The European Union's new trade chief called for a fresh push to end acrimonious trade spats between Europe and the United States today and argued strengthened transatlantic ties would spur economic growth.
EU Trade Commissioner Peter Mandelson urged Brussels and Washington to resolve disputes and work together for the successful conclusion of global talks aimed at liberalising world trade and helping developing states.
"Nobody would deny that we have been through a difficult patch in the last few years," he told a transatlantic seminar in Brussels. "It is time for us to make a fresh start."
The two sides are engaged in a tit-for-tat dispute in the World Trade Organization over subsidies to aircraft makers Airbus and Boeing, as well as rows over anti-dumping duties, genetically modified crops and tax breaks to exporters.
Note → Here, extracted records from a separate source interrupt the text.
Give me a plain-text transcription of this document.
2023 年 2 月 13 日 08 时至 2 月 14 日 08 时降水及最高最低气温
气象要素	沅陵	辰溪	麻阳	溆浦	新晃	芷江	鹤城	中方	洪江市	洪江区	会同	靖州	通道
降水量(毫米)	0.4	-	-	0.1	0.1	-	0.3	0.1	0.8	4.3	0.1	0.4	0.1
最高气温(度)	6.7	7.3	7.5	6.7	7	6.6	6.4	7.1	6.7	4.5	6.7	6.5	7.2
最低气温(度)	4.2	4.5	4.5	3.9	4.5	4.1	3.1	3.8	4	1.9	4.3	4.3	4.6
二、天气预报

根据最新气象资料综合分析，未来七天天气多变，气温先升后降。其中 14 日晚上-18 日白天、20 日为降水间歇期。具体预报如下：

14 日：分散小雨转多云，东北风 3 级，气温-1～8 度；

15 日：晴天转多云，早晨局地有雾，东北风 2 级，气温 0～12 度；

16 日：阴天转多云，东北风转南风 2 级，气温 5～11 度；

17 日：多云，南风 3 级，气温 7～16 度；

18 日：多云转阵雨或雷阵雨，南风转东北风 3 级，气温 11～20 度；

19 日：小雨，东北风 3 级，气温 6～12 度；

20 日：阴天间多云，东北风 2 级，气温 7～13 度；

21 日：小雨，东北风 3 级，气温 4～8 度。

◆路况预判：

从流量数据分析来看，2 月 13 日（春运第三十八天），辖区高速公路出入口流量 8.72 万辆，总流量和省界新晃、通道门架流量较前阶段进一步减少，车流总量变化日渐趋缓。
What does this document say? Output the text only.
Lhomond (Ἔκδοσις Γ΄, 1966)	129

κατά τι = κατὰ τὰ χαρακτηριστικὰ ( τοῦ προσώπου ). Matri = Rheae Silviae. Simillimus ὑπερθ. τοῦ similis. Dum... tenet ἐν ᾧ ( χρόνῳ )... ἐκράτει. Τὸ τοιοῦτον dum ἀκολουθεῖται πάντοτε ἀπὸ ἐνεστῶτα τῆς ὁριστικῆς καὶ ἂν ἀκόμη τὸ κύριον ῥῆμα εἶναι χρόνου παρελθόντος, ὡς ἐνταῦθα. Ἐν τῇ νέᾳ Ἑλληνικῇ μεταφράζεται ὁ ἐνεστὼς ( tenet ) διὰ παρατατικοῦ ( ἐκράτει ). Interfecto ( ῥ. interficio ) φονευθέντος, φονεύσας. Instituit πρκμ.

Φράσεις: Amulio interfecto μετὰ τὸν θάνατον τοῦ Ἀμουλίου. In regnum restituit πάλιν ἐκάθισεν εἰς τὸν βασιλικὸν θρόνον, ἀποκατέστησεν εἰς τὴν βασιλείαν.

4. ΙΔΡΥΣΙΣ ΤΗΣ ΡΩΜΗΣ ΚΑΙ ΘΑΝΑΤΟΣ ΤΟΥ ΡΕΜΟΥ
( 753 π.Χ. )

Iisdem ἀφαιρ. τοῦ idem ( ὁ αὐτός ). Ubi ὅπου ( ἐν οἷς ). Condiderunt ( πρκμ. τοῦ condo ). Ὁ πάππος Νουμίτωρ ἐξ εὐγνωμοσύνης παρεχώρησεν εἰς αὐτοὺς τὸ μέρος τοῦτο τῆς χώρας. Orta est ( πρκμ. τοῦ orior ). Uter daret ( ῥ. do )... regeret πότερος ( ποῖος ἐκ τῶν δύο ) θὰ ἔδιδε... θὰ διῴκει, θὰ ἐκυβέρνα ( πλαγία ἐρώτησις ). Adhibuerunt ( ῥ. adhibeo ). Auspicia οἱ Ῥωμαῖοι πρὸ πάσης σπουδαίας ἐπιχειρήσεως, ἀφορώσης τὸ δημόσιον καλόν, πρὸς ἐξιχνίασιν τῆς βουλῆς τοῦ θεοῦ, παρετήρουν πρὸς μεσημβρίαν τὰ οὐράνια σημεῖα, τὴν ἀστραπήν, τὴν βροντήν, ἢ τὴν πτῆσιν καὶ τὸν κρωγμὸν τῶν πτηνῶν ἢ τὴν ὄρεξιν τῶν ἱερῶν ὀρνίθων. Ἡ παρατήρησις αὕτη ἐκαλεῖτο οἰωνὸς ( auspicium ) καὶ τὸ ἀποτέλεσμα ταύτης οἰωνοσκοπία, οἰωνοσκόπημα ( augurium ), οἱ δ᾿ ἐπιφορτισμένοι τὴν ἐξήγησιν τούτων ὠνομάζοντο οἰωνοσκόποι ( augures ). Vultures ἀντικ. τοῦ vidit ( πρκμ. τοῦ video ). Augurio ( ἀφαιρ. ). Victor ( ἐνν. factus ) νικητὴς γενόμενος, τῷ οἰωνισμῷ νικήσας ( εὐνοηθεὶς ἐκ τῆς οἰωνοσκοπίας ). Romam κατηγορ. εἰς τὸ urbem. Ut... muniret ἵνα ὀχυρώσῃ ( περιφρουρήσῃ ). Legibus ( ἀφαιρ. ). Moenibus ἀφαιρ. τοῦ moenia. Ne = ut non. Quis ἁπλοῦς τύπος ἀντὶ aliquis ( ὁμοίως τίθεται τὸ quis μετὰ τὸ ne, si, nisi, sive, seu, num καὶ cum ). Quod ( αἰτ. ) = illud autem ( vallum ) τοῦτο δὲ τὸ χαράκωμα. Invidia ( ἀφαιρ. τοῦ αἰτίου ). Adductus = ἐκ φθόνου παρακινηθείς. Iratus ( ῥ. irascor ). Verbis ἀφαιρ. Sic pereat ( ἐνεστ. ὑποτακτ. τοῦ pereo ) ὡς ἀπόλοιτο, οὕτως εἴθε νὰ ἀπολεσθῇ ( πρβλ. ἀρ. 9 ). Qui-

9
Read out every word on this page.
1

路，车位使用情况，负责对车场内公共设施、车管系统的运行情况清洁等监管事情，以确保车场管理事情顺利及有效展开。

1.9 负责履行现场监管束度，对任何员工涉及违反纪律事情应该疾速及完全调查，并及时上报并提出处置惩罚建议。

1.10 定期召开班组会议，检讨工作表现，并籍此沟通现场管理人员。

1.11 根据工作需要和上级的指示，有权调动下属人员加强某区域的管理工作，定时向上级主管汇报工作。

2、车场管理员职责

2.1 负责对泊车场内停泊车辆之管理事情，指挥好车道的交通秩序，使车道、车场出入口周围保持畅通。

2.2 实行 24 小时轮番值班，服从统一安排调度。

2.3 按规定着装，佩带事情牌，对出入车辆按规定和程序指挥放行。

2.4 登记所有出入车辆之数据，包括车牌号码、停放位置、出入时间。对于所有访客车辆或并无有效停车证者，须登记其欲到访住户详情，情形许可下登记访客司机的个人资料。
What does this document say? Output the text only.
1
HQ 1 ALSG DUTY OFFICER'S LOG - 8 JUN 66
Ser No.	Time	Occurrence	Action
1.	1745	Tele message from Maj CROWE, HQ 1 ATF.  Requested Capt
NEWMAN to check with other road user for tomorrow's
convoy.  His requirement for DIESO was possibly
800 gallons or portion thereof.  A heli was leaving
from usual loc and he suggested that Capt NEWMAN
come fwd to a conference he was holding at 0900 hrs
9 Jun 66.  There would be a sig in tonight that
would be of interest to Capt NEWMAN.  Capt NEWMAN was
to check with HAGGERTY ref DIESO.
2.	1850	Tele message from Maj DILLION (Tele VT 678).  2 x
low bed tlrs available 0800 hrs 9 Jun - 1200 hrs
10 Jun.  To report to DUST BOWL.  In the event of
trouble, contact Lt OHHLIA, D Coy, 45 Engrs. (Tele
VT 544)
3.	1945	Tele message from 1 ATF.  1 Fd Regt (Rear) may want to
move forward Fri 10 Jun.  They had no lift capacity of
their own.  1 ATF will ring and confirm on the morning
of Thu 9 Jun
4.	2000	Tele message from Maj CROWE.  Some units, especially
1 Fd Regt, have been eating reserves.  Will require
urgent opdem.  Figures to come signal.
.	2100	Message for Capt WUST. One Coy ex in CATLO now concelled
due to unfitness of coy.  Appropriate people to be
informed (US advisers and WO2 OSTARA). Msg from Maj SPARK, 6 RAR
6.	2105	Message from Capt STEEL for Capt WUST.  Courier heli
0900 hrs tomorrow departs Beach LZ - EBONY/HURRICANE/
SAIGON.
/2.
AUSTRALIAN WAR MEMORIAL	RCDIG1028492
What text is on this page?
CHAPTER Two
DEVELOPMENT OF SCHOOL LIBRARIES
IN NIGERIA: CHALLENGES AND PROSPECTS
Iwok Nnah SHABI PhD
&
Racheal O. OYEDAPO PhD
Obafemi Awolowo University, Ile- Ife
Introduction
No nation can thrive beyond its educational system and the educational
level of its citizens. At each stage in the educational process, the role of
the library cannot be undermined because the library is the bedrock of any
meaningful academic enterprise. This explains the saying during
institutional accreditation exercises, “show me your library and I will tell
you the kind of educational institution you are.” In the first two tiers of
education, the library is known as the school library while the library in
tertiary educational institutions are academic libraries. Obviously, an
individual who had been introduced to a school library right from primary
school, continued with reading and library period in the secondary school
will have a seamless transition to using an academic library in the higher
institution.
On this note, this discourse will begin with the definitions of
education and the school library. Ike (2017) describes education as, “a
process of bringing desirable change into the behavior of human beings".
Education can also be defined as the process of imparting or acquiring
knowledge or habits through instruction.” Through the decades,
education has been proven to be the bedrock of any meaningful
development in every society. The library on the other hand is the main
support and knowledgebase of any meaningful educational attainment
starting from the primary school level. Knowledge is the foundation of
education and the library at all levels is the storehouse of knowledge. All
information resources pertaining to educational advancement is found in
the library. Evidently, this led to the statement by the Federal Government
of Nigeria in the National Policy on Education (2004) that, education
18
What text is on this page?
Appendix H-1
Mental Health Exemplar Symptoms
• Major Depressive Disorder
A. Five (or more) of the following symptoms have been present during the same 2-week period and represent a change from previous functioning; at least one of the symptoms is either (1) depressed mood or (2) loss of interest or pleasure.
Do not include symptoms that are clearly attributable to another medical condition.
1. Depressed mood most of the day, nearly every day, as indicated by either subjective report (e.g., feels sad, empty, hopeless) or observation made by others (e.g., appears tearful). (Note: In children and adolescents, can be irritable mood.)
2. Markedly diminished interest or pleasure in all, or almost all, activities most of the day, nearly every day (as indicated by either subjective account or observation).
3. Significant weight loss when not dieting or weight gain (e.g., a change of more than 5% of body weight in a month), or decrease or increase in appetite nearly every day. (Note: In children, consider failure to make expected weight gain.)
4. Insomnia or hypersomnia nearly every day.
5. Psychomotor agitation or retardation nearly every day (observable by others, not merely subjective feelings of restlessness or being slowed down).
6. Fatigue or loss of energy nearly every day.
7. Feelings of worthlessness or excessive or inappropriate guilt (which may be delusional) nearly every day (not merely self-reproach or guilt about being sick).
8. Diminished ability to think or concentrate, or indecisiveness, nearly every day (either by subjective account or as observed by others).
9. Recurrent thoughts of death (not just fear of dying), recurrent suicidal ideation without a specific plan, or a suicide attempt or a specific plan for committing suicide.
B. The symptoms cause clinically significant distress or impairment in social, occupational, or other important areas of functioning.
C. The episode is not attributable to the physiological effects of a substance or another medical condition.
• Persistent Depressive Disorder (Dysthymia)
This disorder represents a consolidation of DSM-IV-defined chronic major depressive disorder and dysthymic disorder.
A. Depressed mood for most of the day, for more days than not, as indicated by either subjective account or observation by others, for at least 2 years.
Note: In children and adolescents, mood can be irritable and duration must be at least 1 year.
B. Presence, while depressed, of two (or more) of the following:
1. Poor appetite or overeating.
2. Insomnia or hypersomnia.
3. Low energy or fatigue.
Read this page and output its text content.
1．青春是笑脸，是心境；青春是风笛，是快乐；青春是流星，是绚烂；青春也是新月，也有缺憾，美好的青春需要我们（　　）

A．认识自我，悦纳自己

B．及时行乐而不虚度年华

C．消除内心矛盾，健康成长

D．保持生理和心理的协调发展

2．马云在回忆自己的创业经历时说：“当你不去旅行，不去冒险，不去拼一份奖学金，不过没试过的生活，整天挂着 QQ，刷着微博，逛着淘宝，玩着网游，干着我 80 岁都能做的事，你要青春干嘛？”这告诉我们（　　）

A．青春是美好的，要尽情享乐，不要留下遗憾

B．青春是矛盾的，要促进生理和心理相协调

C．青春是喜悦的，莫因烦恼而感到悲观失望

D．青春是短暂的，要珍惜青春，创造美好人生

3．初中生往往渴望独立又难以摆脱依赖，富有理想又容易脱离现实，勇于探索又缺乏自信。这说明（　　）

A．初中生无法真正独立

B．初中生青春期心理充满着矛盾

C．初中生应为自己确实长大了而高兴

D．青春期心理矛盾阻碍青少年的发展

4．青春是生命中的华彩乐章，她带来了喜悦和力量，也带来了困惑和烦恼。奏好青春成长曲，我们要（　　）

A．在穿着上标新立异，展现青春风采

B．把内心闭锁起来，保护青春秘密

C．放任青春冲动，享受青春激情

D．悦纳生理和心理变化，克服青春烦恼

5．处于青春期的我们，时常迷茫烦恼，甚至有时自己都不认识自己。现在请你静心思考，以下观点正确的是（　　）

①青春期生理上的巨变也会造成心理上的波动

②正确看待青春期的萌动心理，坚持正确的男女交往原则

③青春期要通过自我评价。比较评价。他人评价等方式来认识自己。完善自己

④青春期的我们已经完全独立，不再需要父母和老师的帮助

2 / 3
Mr Mandelson said the way forward was to remove regulatory barriers to transatlantic trade while presenting a united front in global trade liberalisation talks.
"We have a joint responsibility, in pursuing our own interests, to keep our eye firmly on the Doha Development Round (of trade negotiations) and other means of delivering benefits for other less advantaged parts of the world," he said.
The close friend of British Prime Minister Tony Blair urged recently re-elected US President George W. Bush to support closer European integration and ignore hawks in Washington sceptical of the EU's role in the world.